Lavallee Heather H. 4

4 · Voya Financial, Inc. · Filed Feb 19, 2026

Research Summary

AI-generated summary of this filing

Updated

Voya CEO Heather Lavallee Exercises Awards, Covers Taxes ($2.01M)

What Happened

  • Heather Lavallee, President and CEO of Voya Financial (VOYA), had a mix of restricted and performance stock units convert/vest on Feb 17, 2026. The filing shows awards/derivative share conversions totaling multiple lots (79,664 and 65,180 shares awarded/converted and additional conversion entries of 15,117 and 41,399 shares). To cover tax withholding associated with the conversion/vesting, 26,990 shares were delivered/disposed at $74.39 per share, totaling about $2,007,786.
  • These were not open-market purchases or discretionary sales but compensation-related conversions/vests with a net share settlement to cover taxes.

Key Details

  • Transaction date: February 17, 2026; Form 4 filed Feb 19, 2026 (appears timely).
  • Main codes in the filing: A = award/grant, M = exercise/conversion of derivative, F = payment of tax liability (withheld/disposed shares).
  • Tax withholding: 26,990 shares disposed at $74.39 each = $2,007,786 (code F).
  • Awards/Conversions reported: granted/converted derivative shares of 79,664 and 65,180; additional conversion entries of 15,117 and 41,399 shares (see filing for line‑by‑line detail).
  • Shares owned after the transactions are not specified in the provided excerpt of this filing.
  • Footnotes: awards were compensation-related; some units are performance stock units (PSUs) that convert based on performance (0%–150% payout possible; vesting date cited as Feb 20, 2029), restricted stock units (RSUs) vest 1/3 on Feb 16, 2027, 1/3 on Feb 15, 2028, and 1/3 on Feb 20, 2029, and some units represent cash‑settled deferred units.
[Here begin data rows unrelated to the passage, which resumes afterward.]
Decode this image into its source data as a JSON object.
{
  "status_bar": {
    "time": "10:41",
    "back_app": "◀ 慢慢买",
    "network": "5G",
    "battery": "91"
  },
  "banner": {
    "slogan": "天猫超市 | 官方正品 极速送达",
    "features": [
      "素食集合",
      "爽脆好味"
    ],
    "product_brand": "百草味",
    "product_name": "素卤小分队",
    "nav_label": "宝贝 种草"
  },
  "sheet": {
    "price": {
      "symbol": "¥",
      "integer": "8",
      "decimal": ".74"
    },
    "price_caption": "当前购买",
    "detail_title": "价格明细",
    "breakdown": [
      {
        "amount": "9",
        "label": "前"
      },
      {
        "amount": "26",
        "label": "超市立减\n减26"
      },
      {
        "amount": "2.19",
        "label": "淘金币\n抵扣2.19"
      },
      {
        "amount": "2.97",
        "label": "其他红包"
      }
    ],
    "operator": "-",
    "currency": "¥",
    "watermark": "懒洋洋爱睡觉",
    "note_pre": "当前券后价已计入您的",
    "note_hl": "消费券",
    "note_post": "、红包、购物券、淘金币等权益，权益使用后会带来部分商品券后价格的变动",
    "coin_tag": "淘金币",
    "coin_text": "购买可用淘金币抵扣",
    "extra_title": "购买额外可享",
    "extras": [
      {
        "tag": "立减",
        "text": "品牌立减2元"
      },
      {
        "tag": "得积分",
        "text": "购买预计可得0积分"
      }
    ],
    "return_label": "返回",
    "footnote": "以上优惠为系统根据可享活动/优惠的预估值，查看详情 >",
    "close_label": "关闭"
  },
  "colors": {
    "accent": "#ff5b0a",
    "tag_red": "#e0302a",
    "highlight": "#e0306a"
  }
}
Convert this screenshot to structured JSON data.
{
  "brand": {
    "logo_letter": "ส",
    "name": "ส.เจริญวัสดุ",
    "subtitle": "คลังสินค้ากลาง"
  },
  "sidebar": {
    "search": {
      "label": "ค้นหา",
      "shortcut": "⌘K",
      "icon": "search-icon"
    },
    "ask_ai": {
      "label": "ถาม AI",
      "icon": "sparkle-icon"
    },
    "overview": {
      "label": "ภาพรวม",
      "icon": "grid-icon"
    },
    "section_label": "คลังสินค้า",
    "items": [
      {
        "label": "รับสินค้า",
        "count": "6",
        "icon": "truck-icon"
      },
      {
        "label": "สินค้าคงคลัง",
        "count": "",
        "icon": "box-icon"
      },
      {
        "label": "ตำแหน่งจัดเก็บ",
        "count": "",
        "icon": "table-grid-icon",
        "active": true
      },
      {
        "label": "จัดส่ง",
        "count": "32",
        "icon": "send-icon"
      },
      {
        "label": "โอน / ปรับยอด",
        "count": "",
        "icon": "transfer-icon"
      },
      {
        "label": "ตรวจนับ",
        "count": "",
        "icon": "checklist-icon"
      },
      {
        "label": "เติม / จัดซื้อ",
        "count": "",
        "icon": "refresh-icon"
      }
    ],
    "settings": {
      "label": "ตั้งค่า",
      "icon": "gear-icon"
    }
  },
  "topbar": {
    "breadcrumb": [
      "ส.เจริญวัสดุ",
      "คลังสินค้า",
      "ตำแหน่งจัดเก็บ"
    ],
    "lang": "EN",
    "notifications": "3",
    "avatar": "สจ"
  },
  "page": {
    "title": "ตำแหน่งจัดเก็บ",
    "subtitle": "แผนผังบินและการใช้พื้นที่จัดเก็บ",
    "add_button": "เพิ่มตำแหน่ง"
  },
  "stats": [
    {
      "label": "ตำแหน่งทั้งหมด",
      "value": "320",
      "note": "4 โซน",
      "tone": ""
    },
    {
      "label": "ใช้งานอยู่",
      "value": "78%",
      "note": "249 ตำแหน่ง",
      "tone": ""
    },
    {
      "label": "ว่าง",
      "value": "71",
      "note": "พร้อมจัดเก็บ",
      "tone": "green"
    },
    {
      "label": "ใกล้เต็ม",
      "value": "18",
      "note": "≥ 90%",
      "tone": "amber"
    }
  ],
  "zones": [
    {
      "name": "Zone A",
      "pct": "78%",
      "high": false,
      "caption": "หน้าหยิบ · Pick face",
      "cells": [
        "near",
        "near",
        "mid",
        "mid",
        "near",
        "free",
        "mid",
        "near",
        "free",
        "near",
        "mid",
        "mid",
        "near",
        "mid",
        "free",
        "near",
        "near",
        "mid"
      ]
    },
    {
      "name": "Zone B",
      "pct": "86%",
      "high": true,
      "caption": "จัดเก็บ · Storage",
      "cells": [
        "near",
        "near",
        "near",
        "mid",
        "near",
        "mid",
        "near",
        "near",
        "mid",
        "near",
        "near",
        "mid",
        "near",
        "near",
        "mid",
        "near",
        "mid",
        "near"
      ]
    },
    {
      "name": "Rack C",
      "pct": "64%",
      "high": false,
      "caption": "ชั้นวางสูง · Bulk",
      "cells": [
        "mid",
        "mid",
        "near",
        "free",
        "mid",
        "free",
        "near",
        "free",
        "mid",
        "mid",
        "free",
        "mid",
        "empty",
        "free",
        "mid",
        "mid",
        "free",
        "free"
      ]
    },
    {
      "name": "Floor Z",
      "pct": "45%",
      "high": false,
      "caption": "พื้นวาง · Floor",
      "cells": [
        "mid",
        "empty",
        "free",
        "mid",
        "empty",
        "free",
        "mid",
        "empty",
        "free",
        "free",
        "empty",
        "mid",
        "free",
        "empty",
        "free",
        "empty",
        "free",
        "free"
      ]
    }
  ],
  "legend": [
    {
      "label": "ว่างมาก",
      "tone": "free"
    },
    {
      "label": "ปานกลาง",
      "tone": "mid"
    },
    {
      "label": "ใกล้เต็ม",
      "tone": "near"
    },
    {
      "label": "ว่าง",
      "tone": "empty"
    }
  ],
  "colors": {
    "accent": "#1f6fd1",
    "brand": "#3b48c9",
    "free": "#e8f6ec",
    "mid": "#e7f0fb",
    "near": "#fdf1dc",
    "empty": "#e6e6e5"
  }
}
Dividends included 106.546 shares per the filing.

Context

  • This looks like a standard compensation event: PSUs/RSUs converting to common stock, with a portion of shares withheld or delivered to satisfy tax obligations (a net share settlement), not a market sale signal. Such transactions are common when equity awards vest or performance awards convert; they reflect company compensation mechanics rather than an independent trading decision by the insider.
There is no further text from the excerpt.